Suresh and Geeta cannot get over the fact that no one in the family asked about her, or offered their condolences. Neither of Suresh’s brothers (and their wives) who live in the house have ever attended a court hearing with them or even accompanied them to the nearest police station.
But why the decision to ask for one, in the first place? Chhutki’s young parents have wanted to leave the house with their two daughters for months now – but can’t because of a property logjam. Suresh claims they have been held up by his brothers refusing to part with the property papers.

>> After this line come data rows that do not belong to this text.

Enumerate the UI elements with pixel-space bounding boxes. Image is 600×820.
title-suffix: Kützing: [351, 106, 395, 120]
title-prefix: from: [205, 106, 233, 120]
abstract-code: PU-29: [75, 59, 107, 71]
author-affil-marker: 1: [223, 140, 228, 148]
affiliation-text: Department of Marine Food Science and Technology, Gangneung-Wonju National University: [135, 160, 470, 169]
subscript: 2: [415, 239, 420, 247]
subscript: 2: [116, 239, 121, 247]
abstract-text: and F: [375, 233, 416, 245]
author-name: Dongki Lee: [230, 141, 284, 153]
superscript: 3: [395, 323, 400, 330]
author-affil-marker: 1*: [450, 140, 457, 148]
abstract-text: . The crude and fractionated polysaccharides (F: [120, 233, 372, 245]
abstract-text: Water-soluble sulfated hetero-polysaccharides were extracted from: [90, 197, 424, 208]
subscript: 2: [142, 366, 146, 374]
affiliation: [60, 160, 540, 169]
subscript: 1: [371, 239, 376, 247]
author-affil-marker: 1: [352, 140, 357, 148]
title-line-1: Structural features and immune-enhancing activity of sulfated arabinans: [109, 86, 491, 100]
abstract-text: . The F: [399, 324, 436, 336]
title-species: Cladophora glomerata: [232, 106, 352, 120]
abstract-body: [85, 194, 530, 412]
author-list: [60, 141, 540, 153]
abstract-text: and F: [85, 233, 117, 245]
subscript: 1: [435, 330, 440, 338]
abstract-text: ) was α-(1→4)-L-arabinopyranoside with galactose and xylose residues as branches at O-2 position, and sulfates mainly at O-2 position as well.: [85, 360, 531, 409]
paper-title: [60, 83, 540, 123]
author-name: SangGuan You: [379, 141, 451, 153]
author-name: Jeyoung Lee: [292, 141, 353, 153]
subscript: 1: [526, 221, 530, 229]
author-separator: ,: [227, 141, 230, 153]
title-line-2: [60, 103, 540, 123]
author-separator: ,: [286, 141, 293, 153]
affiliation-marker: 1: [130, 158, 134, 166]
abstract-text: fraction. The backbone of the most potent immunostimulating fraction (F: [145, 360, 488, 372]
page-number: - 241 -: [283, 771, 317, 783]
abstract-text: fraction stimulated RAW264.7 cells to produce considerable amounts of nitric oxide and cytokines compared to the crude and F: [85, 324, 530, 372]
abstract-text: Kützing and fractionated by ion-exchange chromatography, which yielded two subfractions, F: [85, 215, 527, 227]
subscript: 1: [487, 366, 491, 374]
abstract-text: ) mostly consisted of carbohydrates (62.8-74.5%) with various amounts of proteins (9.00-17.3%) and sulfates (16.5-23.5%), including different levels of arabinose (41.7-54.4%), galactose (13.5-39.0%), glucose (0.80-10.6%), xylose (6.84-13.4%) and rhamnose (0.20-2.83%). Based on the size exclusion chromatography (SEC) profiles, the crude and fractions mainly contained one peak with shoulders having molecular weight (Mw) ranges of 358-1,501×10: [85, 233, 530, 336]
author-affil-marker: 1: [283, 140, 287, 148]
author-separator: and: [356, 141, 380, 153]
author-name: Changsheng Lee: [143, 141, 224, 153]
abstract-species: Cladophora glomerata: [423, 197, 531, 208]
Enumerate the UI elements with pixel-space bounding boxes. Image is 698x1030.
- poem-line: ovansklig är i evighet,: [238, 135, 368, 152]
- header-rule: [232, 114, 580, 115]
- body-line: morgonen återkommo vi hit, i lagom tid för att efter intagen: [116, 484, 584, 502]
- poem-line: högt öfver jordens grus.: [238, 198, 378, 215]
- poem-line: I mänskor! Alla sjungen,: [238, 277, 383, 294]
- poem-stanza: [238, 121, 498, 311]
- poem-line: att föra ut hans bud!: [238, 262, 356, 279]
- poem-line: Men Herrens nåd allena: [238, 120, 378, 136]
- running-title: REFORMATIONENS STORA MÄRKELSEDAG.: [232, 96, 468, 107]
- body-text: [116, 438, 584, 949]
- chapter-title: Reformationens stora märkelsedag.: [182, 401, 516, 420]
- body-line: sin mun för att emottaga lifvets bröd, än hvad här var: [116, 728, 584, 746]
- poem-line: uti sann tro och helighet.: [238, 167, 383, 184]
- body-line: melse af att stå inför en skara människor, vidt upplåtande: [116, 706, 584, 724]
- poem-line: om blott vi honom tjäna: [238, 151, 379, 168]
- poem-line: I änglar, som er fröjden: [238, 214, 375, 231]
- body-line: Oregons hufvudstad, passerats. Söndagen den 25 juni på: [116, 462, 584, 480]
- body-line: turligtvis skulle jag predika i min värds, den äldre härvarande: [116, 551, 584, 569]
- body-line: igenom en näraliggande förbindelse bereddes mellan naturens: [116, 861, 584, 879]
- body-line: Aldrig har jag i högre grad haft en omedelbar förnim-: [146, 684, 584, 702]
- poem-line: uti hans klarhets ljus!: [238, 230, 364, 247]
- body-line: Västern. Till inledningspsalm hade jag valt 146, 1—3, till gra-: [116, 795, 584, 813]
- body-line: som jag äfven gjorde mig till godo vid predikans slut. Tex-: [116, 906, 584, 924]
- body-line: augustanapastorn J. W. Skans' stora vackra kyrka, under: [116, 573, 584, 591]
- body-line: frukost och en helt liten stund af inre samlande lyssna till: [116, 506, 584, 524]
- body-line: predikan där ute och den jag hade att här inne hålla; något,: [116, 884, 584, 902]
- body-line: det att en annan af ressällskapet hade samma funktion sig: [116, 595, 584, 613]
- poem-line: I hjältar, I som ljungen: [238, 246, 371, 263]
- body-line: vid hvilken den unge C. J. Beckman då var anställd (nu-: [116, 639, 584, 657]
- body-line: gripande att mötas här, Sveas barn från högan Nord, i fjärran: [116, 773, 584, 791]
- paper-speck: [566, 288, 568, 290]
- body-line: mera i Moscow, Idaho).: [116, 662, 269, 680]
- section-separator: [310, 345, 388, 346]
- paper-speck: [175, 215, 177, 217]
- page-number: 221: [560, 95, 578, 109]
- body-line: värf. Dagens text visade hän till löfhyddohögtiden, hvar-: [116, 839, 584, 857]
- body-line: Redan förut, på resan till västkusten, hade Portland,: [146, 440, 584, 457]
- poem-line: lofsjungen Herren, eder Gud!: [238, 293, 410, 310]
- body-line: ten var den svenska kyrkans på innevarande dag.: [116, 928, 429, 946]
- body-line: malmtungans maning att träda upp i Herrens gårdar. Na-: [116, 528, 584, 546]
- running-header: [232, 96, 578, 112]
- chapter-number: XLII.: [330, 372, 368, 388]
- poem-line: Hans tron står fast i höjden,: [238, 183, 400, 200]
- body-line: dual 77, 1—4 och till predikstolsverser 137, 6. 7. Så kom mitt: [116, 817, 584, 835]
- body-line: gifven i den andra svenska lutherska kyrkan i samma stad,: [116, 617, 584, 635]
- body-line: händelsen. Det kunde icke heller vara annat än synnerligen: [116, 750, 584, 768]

Most days that Suresh stares at the CCTVs, therefore, he is looking to see if his brothers and their wives will cause any more trouble. Last year, a few days before Diwali, when he had requested the papers, they had created a ruckus and run upstairs to rant and rage at Geeta and Suresh. The parties have been logging heads more and more often, with the argument always petering out to one sentiment, flung viciously at Chhutki’s parents – “you only want to destroy this house”.
Last week, Suresh’s older brother screamed at Geeta and her friend as they were climbing up the stairs, accusing them of trying to steal something.
Each time a slanging match occurs, Chhutki and her three-year-old sister cower behind their parents, oblivious to the fact that their safety is what caused this in the first place. Oblivious to how a rape has catapulted the family elders to debate how their names must not be dragged into the mud. Oblivious to how little they matter, and how they must stay a little longer in an environment that didn’t protect them – all for a scrap of paper and a house deed.
Where will they go, if they leave here? I ask them.
“To my mother’s in Kolkata,” says Geeta softly. Kolkata has become a haven for the four who have been escaping to Geeta’s hometown every couple of months, between court dates.
Yet, they stay, compelled by circumstance.
And each day, every minute, stare a little longer at their screen, both horrified and paralysed by its possibilities. Sometimes, when he catches something ‘suspicious’ on screen – Suresh says – he doesn’t go to work that day. He works as a daily wage labourer without a Sunday, but paranoia about his family will make him miss a day.
It’s been a year and two months since the home stopped feeling safe for one 8-month-old baby, her toddler sister and their parents. It hasn’t felt safe since.